The US banking crisis is largely due to the banks' highly foreseeable duration risk. Banks assumed this risk because they wanted to fatten their net-interest margins, seizing on the fact that while capital charges on government-bond and mortgage-backed securities were zero, the losses on such assets did not have to be marked to market. This highly risky strategy was taken without regulators subjecting banks to stress tests to see how they would fare in a scenario of sharply rising interest rates.
The consequences of this strategy are now apparent. Rising inflation in 2022 led to higher bond yields, causing ten-year Treasuries to lose more value (-20%) than the S&P 500 (-15%). As a result, investors with long-duration fixed-income assets denominated in dollars or euros have lost a lot of money. The consequences for banks are also severe. While the “unrealized” nature of banks’ losses is an artifact of the current regulatory regime, which allows banks to value securities and loans at their face value rather than their true market value, this regulatory regime may not save them.
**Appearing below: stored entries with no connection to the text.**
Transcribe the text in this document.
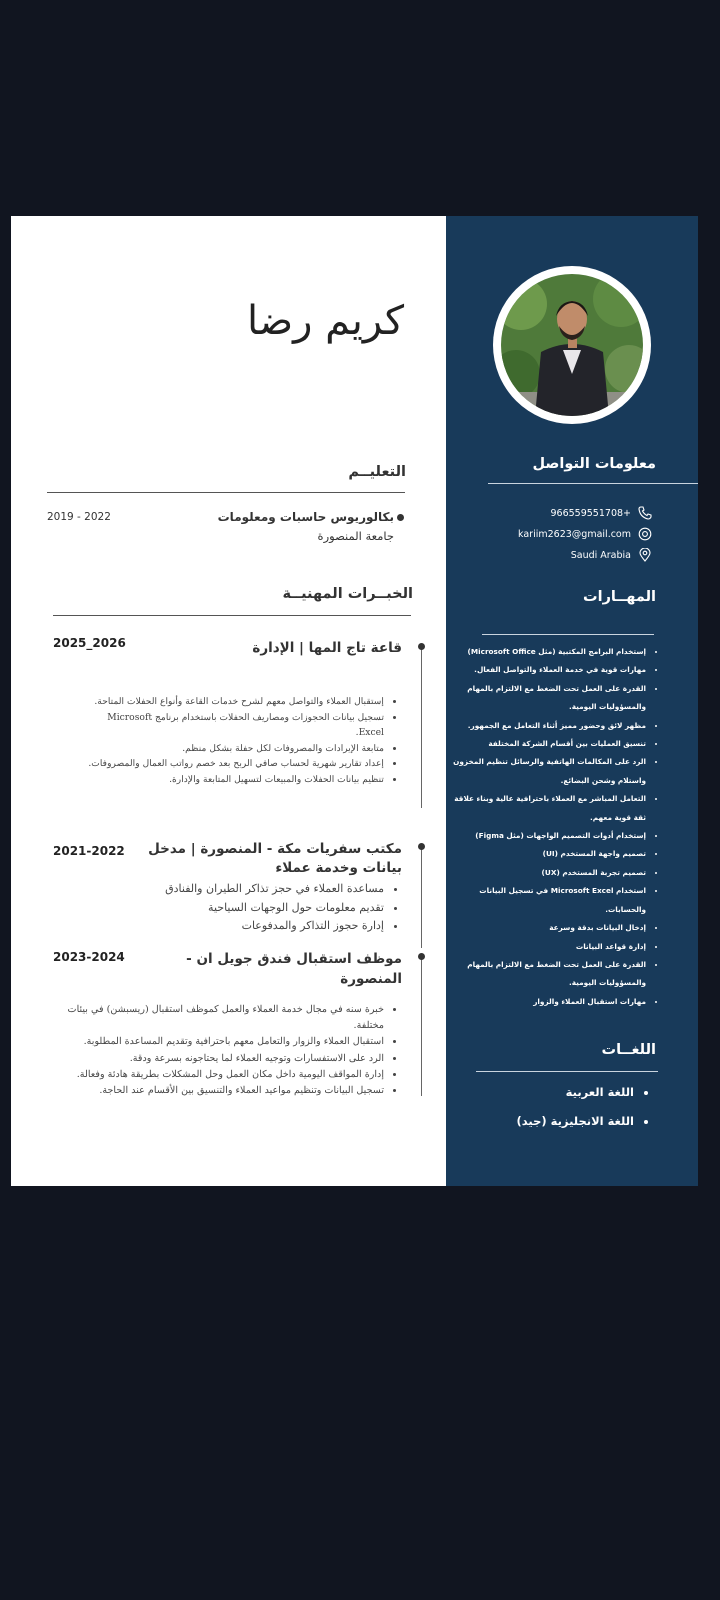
كريم رضا
التعليــم
بكالوريوس حاسبات ومعلومات
جامعة المنصورة
2019 - 2022
الخبــرات المهنيــة
قاعة تاج المها | الإدارة
2025_2026
• إستقبال العملاء والتواصل معهم لشرح خدمات القاعة وأنواع الحفلات المتاحة.
• تسجيل بيانات الحجوزات ومصاريف الحفلات باستخدام برنامج Microsoft Excel.
• متابعة الإيرادات والمصروفات لكل حفلة بشكل منظم.
• إعداد تقارير شهرية لحساب صافي الربح بعد خصم رواتب العمال والمصروفات.
• تنظيم بيانات الحفلات والمبيعات لتسهيل المتابعة والإدارة.
مكتب سفريات مكة - المنصورة | مدخل بيانات وخدمة عملاء
2021-2022
• مساعدة العملاء في حجز تذاكر الطيران والفنادق
• تقديم معلومات حول الوجهات السياحية
• إدارة حجوز التذاكر والمدفوعات
موظف استقبال فندق جويل ان - المنصورة
2023-2024
• خبرة سنه في مجال خدمة العملاء والعمل كموظف استقبال (ريسبشن) في بيئات مختلفة.
• استقبال العملاء والزوار والتعامل معهم باحترافية وتقديم المساعدة المطلوبة.
• الرد على الاستفسارات وتوجيه العملاء لما يحتاجونه بسرعة ودقة.
• إدارة المواقف اليومية داخل مكان العمل وحل المشكلات بطريقة هادئة وفعالة.
• تسجيل البيانات وتنظيم مواعيد العملاء والتنسيق بين الأقسام عند الحاجة.
معلومات التواصل
+966559551708
kariim2623@gmail.com
Saudi Arabia
المهــارات
• إستخدام البرامج المكتبية (مثل Microsoft Office)
• مهارات قوية في خدمة العملاء والتواصل الفعال.
• القدرة على العمل تحت الضغط مع الالتزام بالمهام والمسؤوليات اليومية.
• مظهر لائق وحضور مميز أثناء التعامل مع الجمهور.
• تنسيق العمليات بين أقسام الشركة المختلفة
• الرد على المكالمات الهاتفية والرسائل تنظيم المخزون واستلام وشحن البضائع.
• التعامل المباشر مع العملاء باحترافية عالية وبناء علاقة ثقة قوية معهم.
• إستخدام أدوات التصميم الواجهات (مثل Figma)
• تصميم واجهة المستخدم (UI)
• تصميم تجربة المستخدم (UX)
• استخدام Microsoft Excel في تسجيل البيانات والحسابات.
• إدخال البيانات بدقة وسرعة
• إدارة قواعد البيانات
• القدرة على العمل تحت الضغط مع الالتزام بالمهام والمسؤوليات اليومية.
• مهارات استقبال العملاء والزوار
اللغــات
• اللغة العربية
• اللغة الانجليزية (جيد)
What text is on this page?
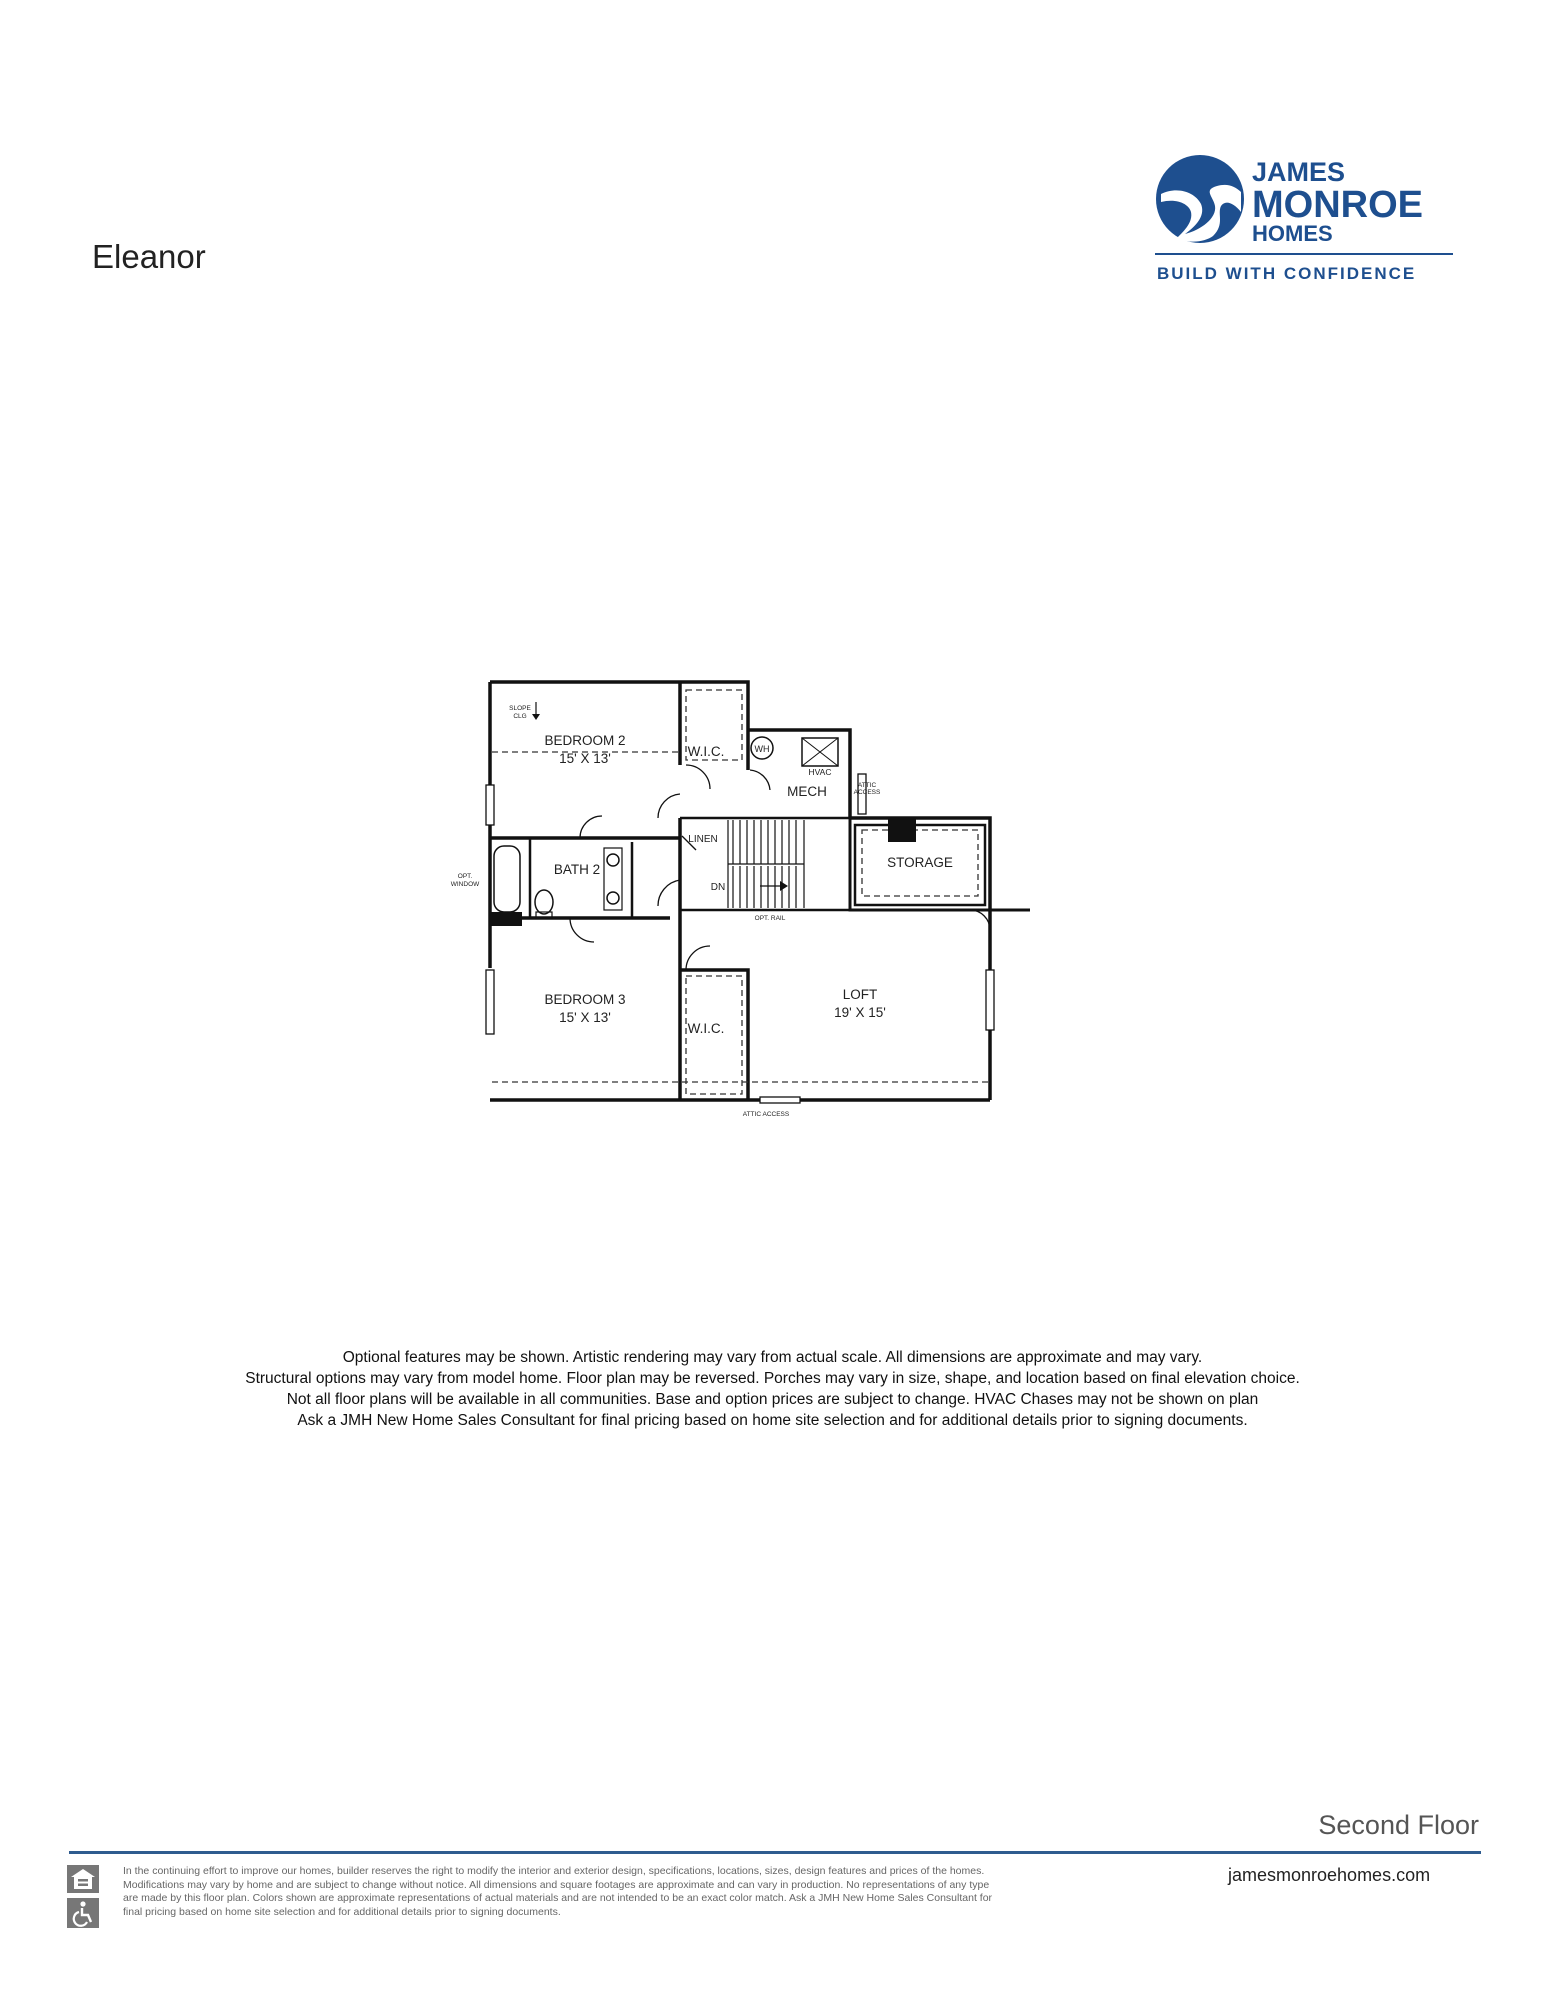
Eleanor
JAMES
MONROE
HOMES
BUILD WITH CONFIDENCE
BEDROOM 2
15' X 13'
BEDROOM 3
15' X 13'
LOFT
19' X 15'
BATH 2
W.I.C.
W.I.C.
MECH
STORAGE
LINEN
SLOPE
CLG
WH
HVAC
ATTIC
ACCESS
ATTIC ACCESS
OPT.
WINDOW
OPT. RAIL
DN
Optional features may be shown. Artistic rendering may vary from actual scale. All dimensions are approximate and may vary.
Structural options may vary from model home. Floor plan may be reversed. Porches may vary in size, shape, and location based on final elevation choice.
Not all floor plans will be available in all communities. Base and option prices are subject to change. HVAC Chases may not be shown on plan
Ask a JMH New Home Sales Consultant for final pricing based on home site selection and for additional details prior to signing documents.
Second Floor
In the continuing effort to improve our homes, builder reserves the right to modify the interior and exterior design, specifications, locations, sizes, design features and prices of the homes.
Modifications may vary by home and are subject to change without notice. All dimensions and square footages are approximate and can vary in production. No representations of any type
are made by this floor plan. Colors shown are approximate representations of actual materials and are not intended to be an exact color match. Ask a JMH New Home Sales Consultant for
final pricing based on home site selection and for additional details prior to signing documents.
jamesmonroehomes.com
The credit crunch caused by the current banking stress will create a harder landing for the real economy. The key role that regional banks play in financing small and medium-sized enterprises and households means that a banking crisis will have serious implications for the wider economy. This means that central banks face not just a dilemma but a trilemma. Achieving price stability through interest rate hikes raises the risk of a hard landing (a recession and higher unemployment) due to recent negative aggregate supply shocks. But this vexing trade-off also features the additional risk of severe financial instability.
Central banks confronting this trilemma are likely to wimp out, curtailing monetary-policy normalization to avoid a self-reinforcing economic and financial meltdown. However, this could lead to a de-anchoring of inflation expectations over time. Central banks must not delude themselves into thinking they can still achieve both price and financial stability through some kind of separation principle. In the end, it's the banking crisis that could put the global economy at risk.